Part II of the original 1976 Agreement established the basic rules for determining entitlement to and the amount of U.S. and German benefits for persons who have worked in both countries. Under the rules which applied to the United States, if a worker had at least six quarters of coverage under the U.S. Social Security program, the worker’s coverage credits from both countries were totalized, i.e., combined, to qualify for a U.S. benefit. If entitlement was established based on totalized credits, the amount of the benefit was determined by combining earnings records from both countries to compute a theoretical U.S. benefit amount. This amount was then prorated to establish a partial benefit based on the ratio of periods of coverage completed in the United States to the total periods completed in both countries. This computation method is the one which was used in the first three social security agreements concluded by the United States—with Italy, West Germany (now the FRG) and Switzerland.
Experience in implementing those three agreements showed that using foreign earnings information to compute U.S. benefit amounts was cumbersome for both the United States and the other country. A substantial amount of time was required in some cases to secure foreign earnings records, resulting in long delays in adjudicating U.S. totalization benefit claims.
To avoid the problems created by using foreign earnings data, regulations of the Department of Health and Human Services (20 CFR 404.1918) provided a new method of computing U.S. totalization benefits within the parameters of section 233 of the Act. The revised regulations were published as a final rule in the Federal Register on July 24, 1984 (Vol. 49, No. 143, pp. 29771-29777). Under this method, totalization benefit amounts are computed based on periods of coverage and earnings credited exclusively under U.S. law. All the social security agreements negotiated and submitted to Congress after the agreements with Italy, West Germany and Switzerland were drafted so that they authorized the new method.
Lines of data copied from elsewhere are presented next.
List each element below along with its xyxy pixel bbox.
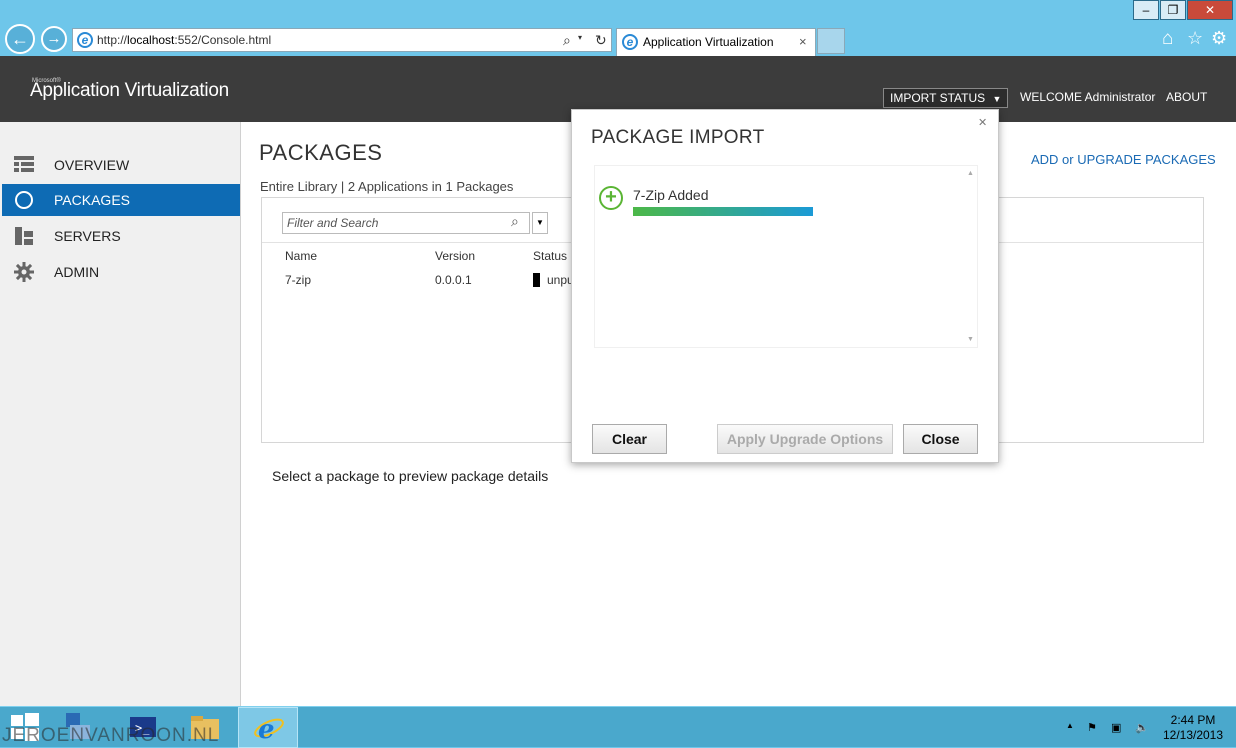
search-input[interactable]: Filter and Search	[282, 212, 530, 234]
sidebar-item-label: ADMIN	[54, 264, 100, 280]
system-clock[interactable]: 2:44 PM 12/13/2013	[1160, 713, 1226, 743]
column-header-name[interactable]: Name	[285, 249, 317, 263]
status-indicator	[533, 273, 540, 287]
column-header-status[interactable]: Status	[533, 249, 567, 263]
url-prefix: http://	[97, 33, 128, 47]
favorites-icon[interactable]: ☆	[1187, 28, 1203, 49]
chevron-down-icon[interactable]: ▾	[578, 27, 582, 49]
address-bar[interactable]: e http://localhost:552/Console.html ⌕ ▾ …	[72, 28, 612, 52]
dialog-title: PACKAGE IMPORT	[591, 127, 765, 148]
scroll-down-icon[interactable]: ▼	[967, 336, 974, 343]
restore-button[interactable]: ❐	[1160, 0, 1186, 20]
refresh-icon[interactable]: ↻	[595, 29, 607, 51]
row-status: unpu	[547, 273, 574, 287]
apply-upgrade-options-button[interactable]: Apply Upgrade Options	[717, 424, 893, 454]
sidebar-item-label: SERVERS	[54, 228, 121, 244]
minimize-button[interactable]: –	[1133, 0, 1159, 20]
sidebar-item-admin[interactable]: ADMIN	[2, 256, 240, 288]
url-host: localhost	[127, 33, 175, 47]
sidebar-item-label: OVERVIEW	[54, 157, 130, 173]
add-upgrade-packages-link[interactable]: ADD or UPGRADE PACKAGES	[1031, 152, 1216, 167]
sidebar-item-overview[interactable]: OVERVIEW	[2, 149, 240, 181]
clear-button[interactable]: Clear	[592, 424, 667, 454]
import-status-label: IMPORT STATUS	[890, 91, 986, 105]
about-link[interactable]: ABOUT	[1166, 90, 1207, 104]
volume-icon[interactable]: 🔈	[1135, 721, 1149, 734]
back-button[interactable]: ←	[5, 24, 35, 54]
home-icon[interactable]: ⌂	[1162, 28, 1173, 50]
welcome-user[interactable]: WELCOME Administrator	[1020, 90, 1155, 104]
overview-icon	[14, 156, 34, 172]
library-summary: Entire Library | 2 Applications in 1 Pac…	[260, 179, 514, 194]
browser-chrome: – ❐ ✕ ← → e http://localhost:552/Console…	[0, 0, 1236, 56]
sidebar: OVERVIEW PACKAGES SERVERS ADMIN	[0, 122, 241, 706]
tab-close-icon[interactable]: ×	[799, 29, 807, 55]
page-title: PACKAGES	[259, 140, 383, 165]
import-item-label: 7-Zip Added	[633, 187, 709, 203]
caret-down-icon: ▼	[992, 94, 1002, 104]
tab-application-virtualization[interactable]: e Application Virtualization ×	[616, 28, 816, 56]
row-name: 7-zip	[285, 273, 312, 287]
brand-title: Application Virtualization	[30, 80, 229, 101]
forward-button[interactable]: →	[41, 26, 67, 52]
sidebar-item-packages[interactable]: PACKAGES	[2, 184, 240, 216]
column-header-version[interactable]: Version	[435, 249, 475, 263]
preview-message: Select a package to preview package deta…	[272, 468, 549, 484]
tab-title: Application Virtualization	[643, 35, 774, 49]
search-icon[interactable]: ⌕	[511, 213, 519, 230]
taskbar: >_ e JEROENVANROON.NL ▲ ⚑ ▣ 🔈 2:44 PM 12…	[0, 706, 1236, 748]
servers-icon	[15, 227, 33, 245]
internet-explorer-taskbar-button[interactable]: e	[238, 707, 298, 748]
search-filter-dropdown[interactable]: ▼	[532, 212, 548, 234]
import-progress-bar	[633, 207, 813, 216]
scroll-up-icon[interactable]: ▲	[967, 170, 974, 177]
tools-icon[interactable]: ⚙	[1211, 28, 1227, 49]
clock-date: 12/13/2013	[1162, 728, 1224, 742]
clock-time: 2:44 PM	[1170, 713, 1216, 727]
import-list: + 7-Zip Added ▲ ▼	[594, 165, 978, 348]
ie-page-icon: e	[77, 32, 93, 48]
show-hidden-icons[interactable]: ▲	[1066, 721, 1074, 730]
close-icon[interactable]: ✕	[978, 116, 987, 129]
row-version: 0.0.0.1	[435, 273, 472, 287]
search-icon[interactable]: ⌕	[563, 29, 571, 51]
close-window-button[interactable]: ✕	[1187, 0, 1233, 20]
sidebar-item-servers[interactable]: SERVERS	[2, 220, 240, 252]
packages-icon	[15, 191, 33, 209]
new-tab-button[interactable]	[817, 28, 845, 54]
package-import-dialog: PACKAGE IMPORT ✕ + 7-Zip Added ▲ ▼ Clear…	[571, 109, 999, 463]
sidebar-item-label: PACKAGES	[54, 192, 130, 208]
url-rest: :552/Console.html	[174, 33, 272, 47]
action-center-icon[interactable]: ⚑	[1087, 721, 1097, 734]
svg-text:e: e	[258, 715, 275, 744]
ie-tab-icon: e	[622, 34, 638, 50]
internet-explorer-icon: e	[254, 715, 284, 744]
close-button[interactable]: Close	[903, 424, 978, 454]
watermark: JEROENVANROON.NL	[2, 725, 220, 746]
gear-icon	[14, 262, 34, 282]
import-status-menu[interactable]: IMPORT STATUS ▼	[883, 88, 1009, 108]
network-icon[interactable]: ▣	[1111, 721, 1121, 734]
plus-icon: +	[599, 186, 623, 210]
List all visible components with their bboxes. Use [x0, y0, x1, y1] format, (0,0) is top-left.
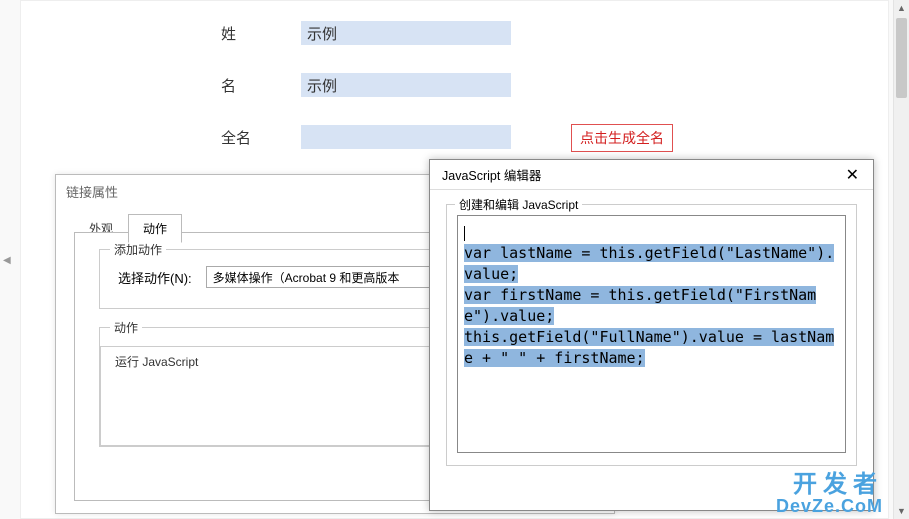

In addition, the original agreement with Italy was revised to authorize the new method. Under the revised regulations, the original computation method continued to apply under the agreements with West Germany and Switzerland until such time as they were amended to permit use of the new method.
Article 9.1 as amended by the U.S.-German Supplementary Agreement revised Article 9.1 of the original 1976 Agreement to permit the United States to use the new computation method. The new method shortened processing time and expedited the payment of totalization benefits. Under this method, the United States computes the theoretical benefit on the basis of a worker’s earnings level during the period he or she was actually covered under U.S. Social Security. The theoretical benefit is then prorated to reflect the proportion of a coverage lifetime actually completed under the U.S. program. A coverage lifetime is defined in the revised regulations (20 CFR 404.1918(d)(2)) as the number of the worker’s benefit computation years—i.e., the years which must be used in determining a worker’s average earnings under the regular U.S. national computation method.
Under the new method, the theoretical benefit approximates the benefit amount to which the worker would have been entitled had he or she worked a full lifetime under the U.S. system at the same relative earnings level as during his or her actual periods of U.S. coverage. The pro rata benefit that is payable reflects the portion of the worker’s coverage lifetime spent under the U.S. system. The new method is comparable to the computation methods used by many Western European countries, which compute totalization benefits based solely on earnings under their own social security systems.
The first Supplementary Agreement provided that this computation method applied to any application for benefits under the Agreement that had not been finally adjudicated at the time the first Supplementary Agreement took effect (March 1, 1988). The first Supplementary Agreement also authorized the United States to recompute benefits payable under the Agreement to persons with U.S. covered earnings credited after entitlement and after the first Supplementary Agreement entered into force (March 1, 1988) using this computation method.